It’s almost a cliché at this point for a designer to create a best-of collection for their final show - you would almost be surprised if they didn’t. But Christopher Bailey, with all of his schoolboy charm, can’t be held against for that. After a transformative 17 years at the brand, it would be a shame if he didn’t celebrate his time there with some of his greatest hits.
"A tenure as successful as Bailey's 17-year run is worthy of celebration"
And a celebration it truly was - a stunning light installation by United Visual Artists titled ‘Our Time’ was specially borrowed from the Museum of Old and Modern Art (MONA) in Australia to set the tone of his concluding collection at Burberry, aptly named ‘Time’ - contemplating the past, present and future of the brand.
The audience certainly got a sense of the new and the old when Adwoa Aboah opened the show in a distinctly un-Burberry silhouette - a cocooned cashmere silk hoodie over a floor-length, rainbow-printed maxi skirt - whilst stomping to 80’s hits by Bronski Beat, Jimmy Somerville and The Communards.
The opening inflated silhouette then morphed and flirted with maximalist knits, beaded dresses and scottish kilts, to classics like Burberry checked jackets and logo sweatshirts.
Nods to his previous collections ranged from rewardingly subtle, like the lace tank top from Fall/Winter 2014 men’s, polka dots from Spring/Summer 2014 and shearling jackets from Fall/Winter 2010, to the obvious and recent Gosha Rubchinskiy collection, what with the checked chav jackets and hats. The garments, taken apart, stuck to Bailey’s wearable (i.e commercial) and undoubtedly desirable sensibility towards clothing that made the brand such a success in the first place.
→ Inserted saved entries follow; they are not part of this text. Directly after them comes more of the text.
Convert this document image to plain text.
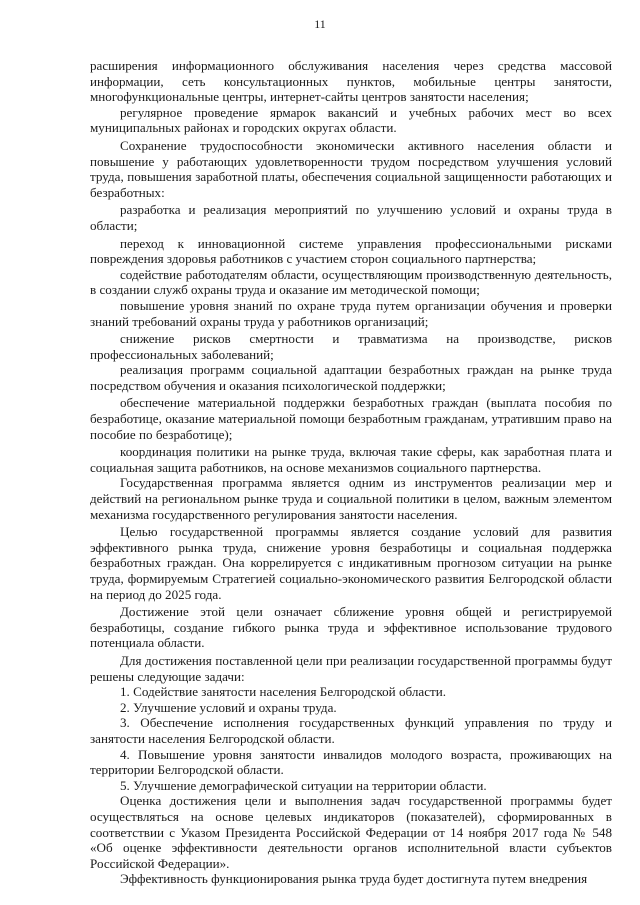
11

расширения информационного обслуживания населения через средства массовой информации, сеть консультационных пунктов, мобильные центры занятости, многофункциональные центры, интернет-сайты центров занятости населения;

регулярное проведение ярмарок вакансий и учебных рабочих мест во всех муниципальных районах и городских округах области.

Сохранение трудоспособности экономически активного населения области и повышение у работающих удовлетворенности трудом посредством улучшения условий труда, повышения заработной платы, обеспечения социальной защищенности работающих и безработных:

разработка и реализация мероприятий по улучшению условий и охраны труда в области;

переход к инновационной системе управления профессиональными рисками повреждения здоровья работников с участием сторон социального партнерства;

содействие работодателям области, осуществляющим производственную деятельность, в создании служб охраны труда и оказание им методической помощи;

повышение уровня знаний по охране труда путем организации обучения и проверки знаний требований охраны труда у работников организаций;

снижение рисков смертности и травматизма на производстве, рисков профессиональных заболеваний;

реализация программ социальной адаптации безработных граждан на рынке труда посредством обучения и оказания психологической поддержки;

обеспечение материальной поддержки безработных граждан (выплата пособия по безработице, оказание материальной помощи безработным гражданам, утратившим право на пособие по безработице);

координация политики на рынке труда, включая такие сферы, как заработная плата и социальная защита работников, на основе механизмов социального партнерства.

Государственная программа является одним из инструментов реализации мер и действий на региональном рынке труда и социальной политики в целом, важным элементом механизма государственного регулирования занятости населения.

Целью государственной программы является создание условий для развития эффективного рынка труда, снижение уровня безработицы и социальная поддержка безработных граждан. Она коррелируется с индикативным прогнозом ситуации на рынке труда, формируемым Стратегией социально-экономического развития Белгородской области на период до 2025 года.

Достижение этой цели означает сближение уровня общей и регистрируемой безработицы, создание гибкого рынка труда и эффективное использование трудового потенциала области.

Для достижения поставленной цели при реализации государственной программы будут решены следующие задачи:

1. Содействие занятости населения Белгородской области.

2. Улучшение условий и охраны труда.

3. Обеспечение исполнения государственных функций управления по труду и занятости населения Белгородской области.

4. Повышение уровня занятости инвалидов молодого возраста, проживающих на территории Белгородской области.

5. Улучшение демографической ситуации на территории области.

Оценка достижения цели и выполнения задач государственной программы будет осуществляться на основе целевых индикаторов (показателей), сформированных в соответствии с Указом Президента Российской Федерации от 14 ноября 2017 года № 548 «Об оценке эффективности деятельности органов исполнительной власти субъектов Российской Федерации».

Эффективность функционирования рынка труда будет достигнута путем внедрения
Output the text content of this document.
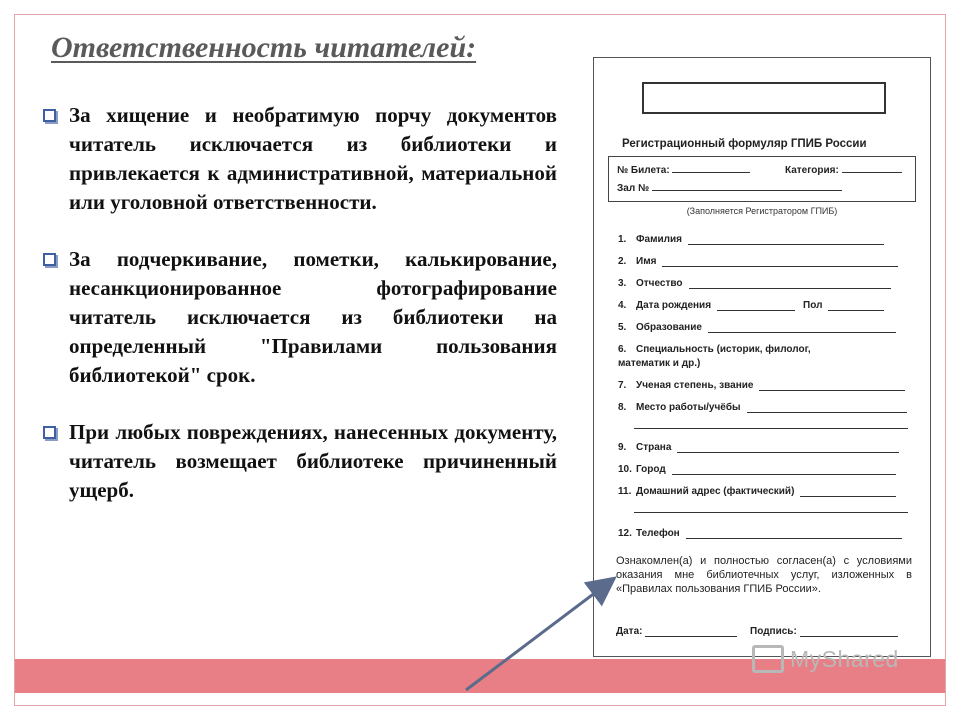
Ответственность читателей:
За хищение и необратимую порчу документов читатель исключается из библиотеки и привлекается к административной, материальной или уголовной ответственности.
За подчеркивание, пометки, калькирование, несанкционированное фотографирование читатель исключается из библиотеки на определенный "Правилами пользования библиотекой" срок.
При любых повреждениях, нанесенных документу, читатель возмещает библиотеке причиненный ущерб.
Регистрационный формуляр ГПИБ России
№ Билета:	Категория:
Зал №
(Заполняется Регистратором ГПИБ)
1. Фамилия
2. Имя
3. Отчество
4. Дата рождения	Пол
5. Образование
6. Специальность (историк, филолог,
математик и др.)
7. Ученая степень, звание
8. Место работы/учёбы
9. Страна
10. Город
11. Домашний адрес (фактический)
12. Телефон
Ознакомлен(а) и полностью согласен(а) с условиями оказания мне библиотечных услуг, изложенных в «Правилах пользования ГПИБ России».
Дата:	Подпись:
MyShared
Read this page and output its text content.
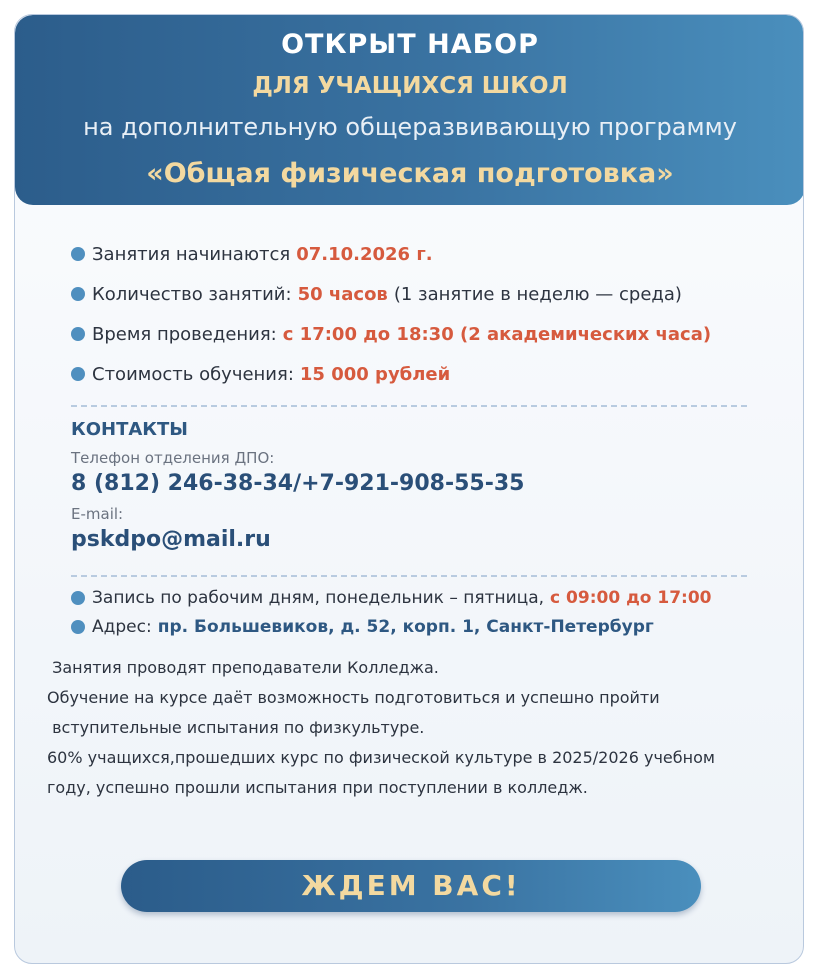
ОТКРЫТ НАБОР
ДЛЯ УЧАЩИХСЯ ШКОЛ
на дополнительную общеразвивающую программу
«Общая физическая подготовка»
Занятия начинаются 07.10.2026 г.
Количество занятий: 50 часов (1 занятие в неделю — среда)
Время проведения: с 17:00 до 18:30 (2 академических часа)
Стоимость обучения: 15 000 рублей
КОНТАКТЫ
Телефон отделения ДПО:
8 (812) 246-38-34/+7-921-908-55-35
E-mail:
pskdpo@mail.ru
Запись по рабочим дням, понедельник – пятница, с 09:00 до 17:00
Адрес: пр. Большевиков, д. 52, корп. 1, Санкт-Петербург
Занятия проводят преподаватели Колледжа.
Обучение на курсе даёт возможность подготовиться и успешно пройти
вступительные испытания по физкультуре.
60% учащихся,прошедших курс по физической культуре в 2025/2026 учебном
году, успешно прошли испытания при поступлении в колледж.
ЖДЕМ ВАС!
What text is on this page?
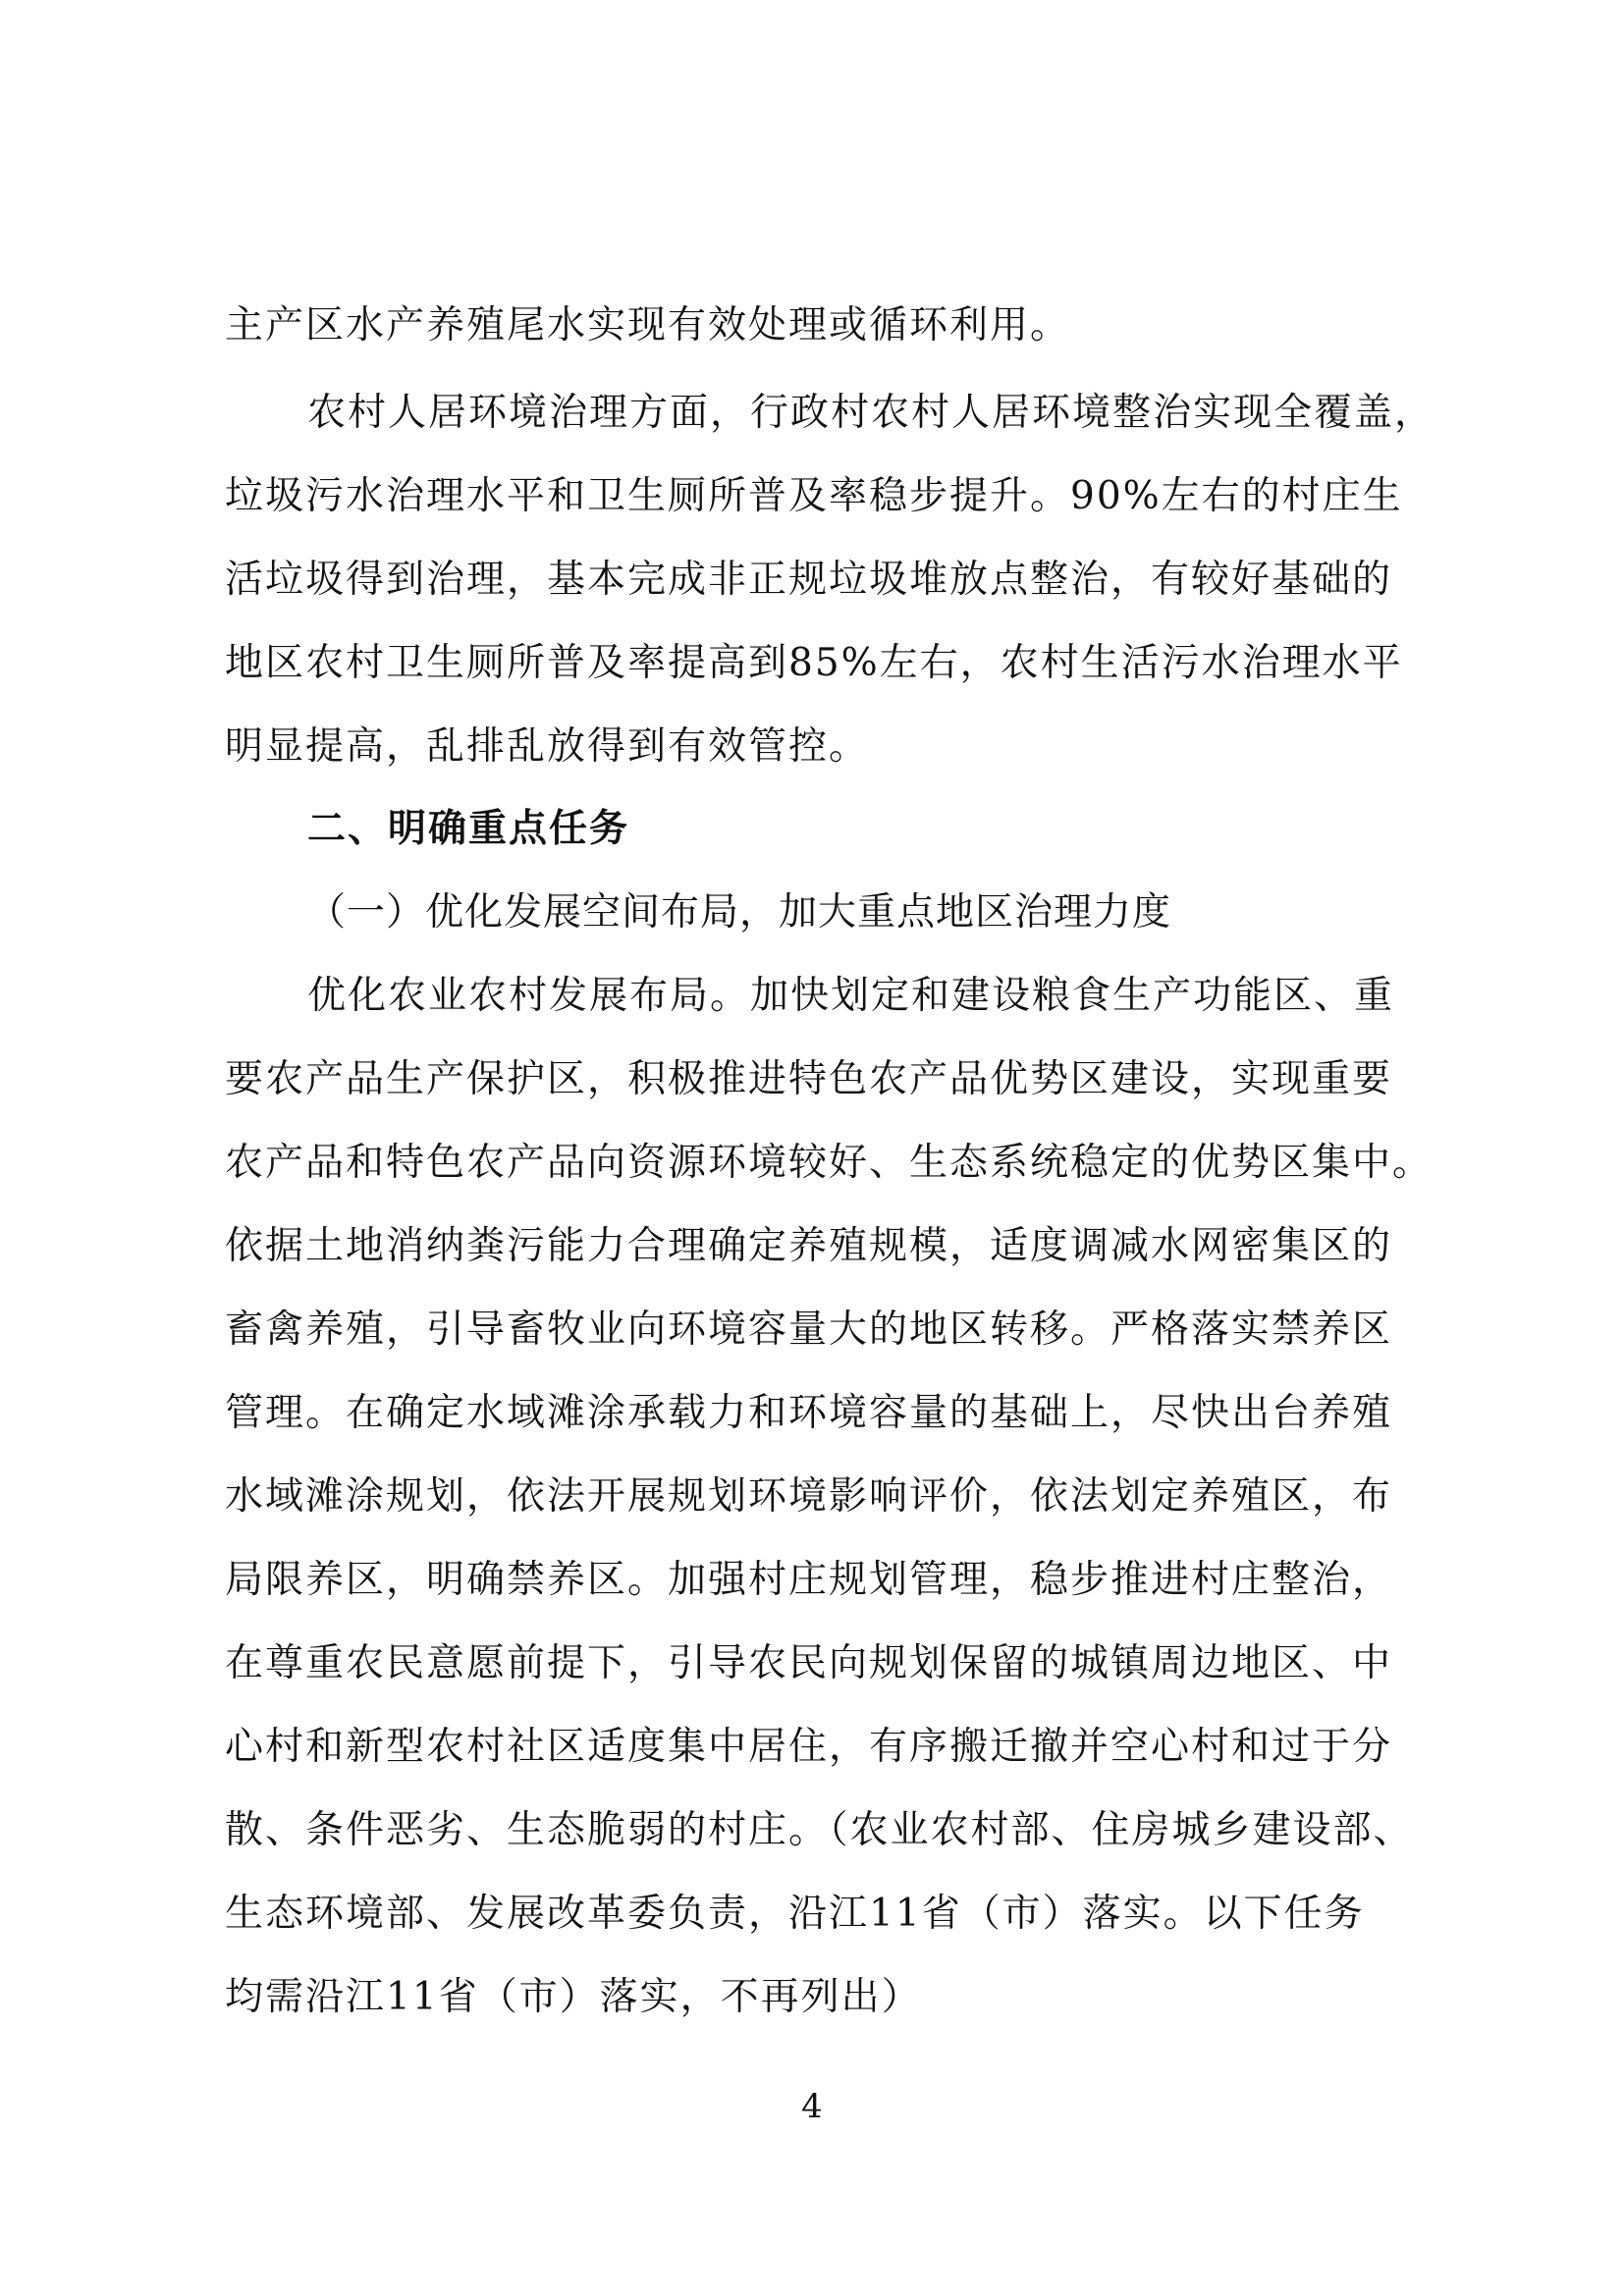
主产区水产养殖尾水实现有效处理或循环利用。
农村人居环境治理方面，行政村农村人居环境整治实现全覆盖，
垃圾污水治理水平和卫生厕所普及率稳步提升。90%左右的村庄生
活垃圾得到治理，基本完成非正规垃圾堆放点整治，有较好基础的
地区农村卫生厕所普及率提高到85%左右，农村生活污水治理水平
明显提高，乱排乱放得到有效管控。
二、明确重点任务
（一）优化发展空间布局，加大重点地区治理力度
优化农业农村发展布局。加快划定和建设粮食生产功能区、重
要农产品生产保护区，积极推进特色农产品优势区建设，实现重要
农产品和特色农产品向资源环境较好、生态系统稳定的优势区集中。
依据土地消纳粪污能力合理确定养殖规模，适度调减水网密集区的
畜禽养殖，引导畜牧业向环境容量大的地区转移。严格落实禁养区
管理。在确定水域滩涂承载力和环境容量的基础上，尽快出台养殖
水域滩涂规划，依法开展规划环境影响评价，依法划定养殖区，布
局限养区，明确禁养区。加强村庄规划管理，稳步推进村庄整治，
在尊重农民意愿前提下，引导农民向规划保留的城镇周边地区、中
心村和新型农村社区适度集中居住，有序搬迁撤并空心村和过于分
散、条件恶劣、生态脆弱的村庄。（农业农村部、住房城乡建设部、
生态环境部、发展改革委负责，沿江11省（市）落实。以下任务
均需沿江11省（市）落实，不再列出）
4
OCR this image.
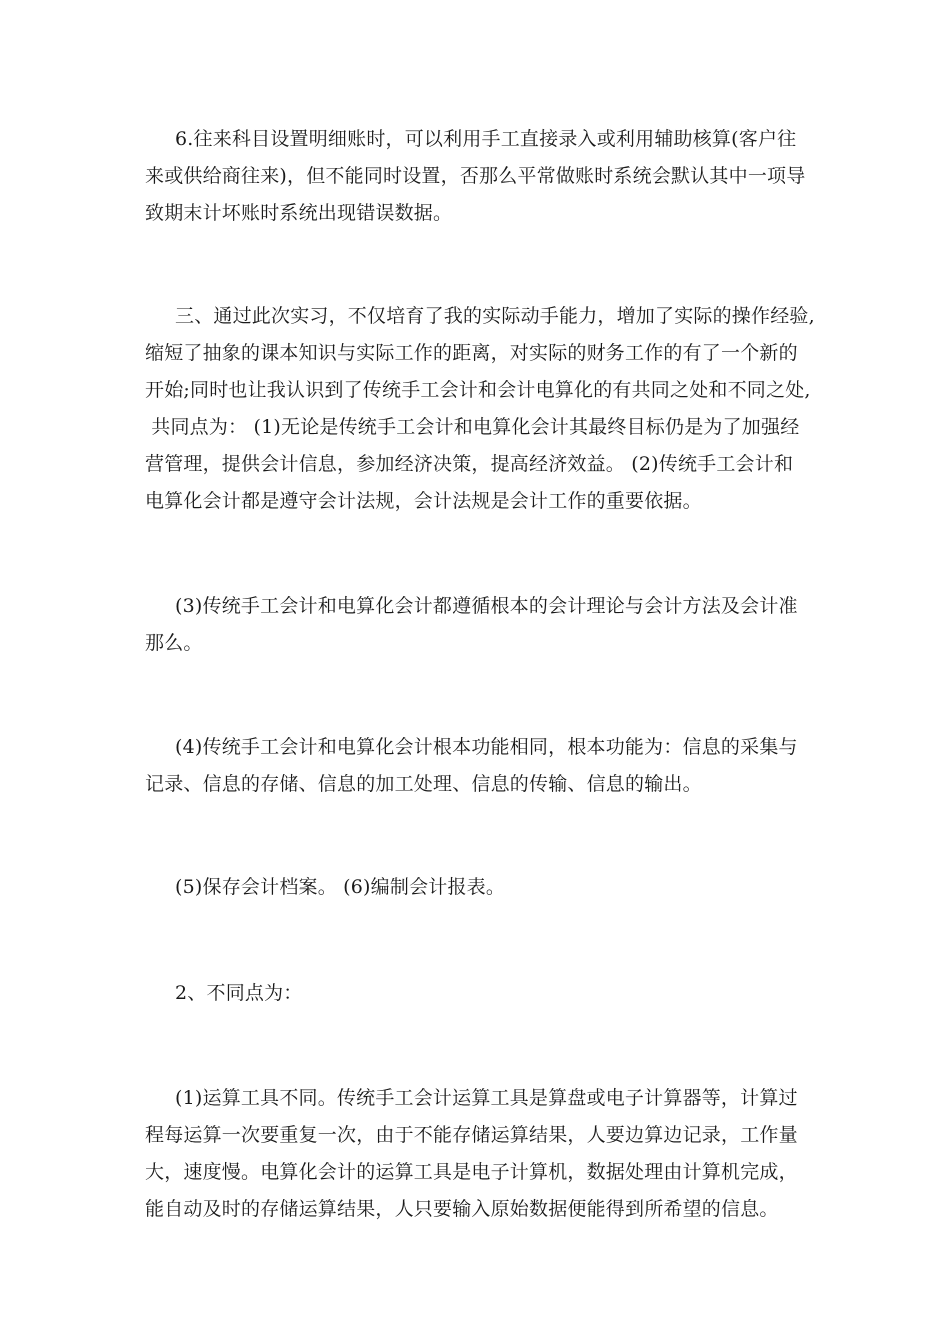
6.往来科目设置明细账时，可以利用手工直接录入或利用辅助核算(客户往
来或供给商往来)，但不能同时设置，否那么平常做账时系统会默认其中一项导
致期末计坏账时系统出现错误数据。
三、通过此次实习，不仅培育了我的实际动手能力，增加了实际的操作经验,
缩短了抽象的课本知识与实际工作的距离，对实际的财务工作的有了一个新的
开始;同时也让我认识到了传统手工会计和会计电算化的有共同之处和不同之处,
共同点为： (1)无论是传统手工会计和电算化会计其最终目标仍是为了加强经
营管理，提供会计信息，参加经济决策，提高经济效益。 (2)传统手工会计和
电算化会计都是遵守会计法规，会计法规是会计工作的重要依据。
(3)传统手工会计和电算化会计都遵循根本的会计理论与会计方法及会计准
那么。
(4)传统手工会计和电算化会计根本功能相同，根本功能为：信息的采集与
记录、信息的存储、信息的加工处理、信息的传输、信息的输出。
(5)保存会计档案。 (6)编制会计报表。
2、不同点为：
(1)运算工具不同。传统手工会计运算工具是算盘或电子计算器等，计算过
程每运算一次要重复一次，由于不能存储运算结果，人要边算边记录，工作量
大，速度慢。电算化会计的运算工具是电子计算机，数据处理由计算机完成，
能自动及时的存储运算结果，人只要输入原始数据便能得到所希望的信息。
Burberry’s upper hand this season comes with the resurgent popularity of 80’s fashions, ironic, since Christopher’s first order of business when he first took over 17 years ago was to erase the notoriety of the often heavily knocked-off Burberry checks found precisely in that decade. The heritage prints crassly thrown onto anything and everything (silk shirts, hoodies, zip-up jackets) were both an acknowledgement of the brand’s history and contemporary awareness of what’s selling. However, it’s hard to ignore the Demna effect here - Bailey took an especially streetwise approach to styling on his way out, putting embellished dresses over sweaters and leggings and jackets worn off shoulder.
There was also the introduction of Burberry’s version of the ‘ugly sneaker’ - popularised by Gvasalia’s sell-out Balenciaga Triple S. It’s a slight pity that even in his swansong, Bailey had to bow to commercial pressures but it’s a sure sign that even in times of monumental transition, business (and the show, indeed) must go on.
It would be criminal not to mention the Rainbow iteration of the Burberry check featured throughout the show by way of shirts, jackets, bags and sneakers. The unabashedly gay symbol felt like a cheer to his career triumph - who would’ve thought that an unassuming gay man from a small English town would go on to become one of the highest-paid and universally-respected fashion designers in the world. The sense of optimism and pride was infectious, and culminated when Cara Delevingne emerged in a jaw dropping, floor length rainbow faux fur cape - a piece you’d never think of as Burberry, but which felt fitting as the final look of his chapter.
If this was Bailey’s idea of closing a chapter for a new Burberry to come, his successor, be it he or she (or Phoebe Philo - please let it be Phoebe Philo) certainly has big shoes to fill.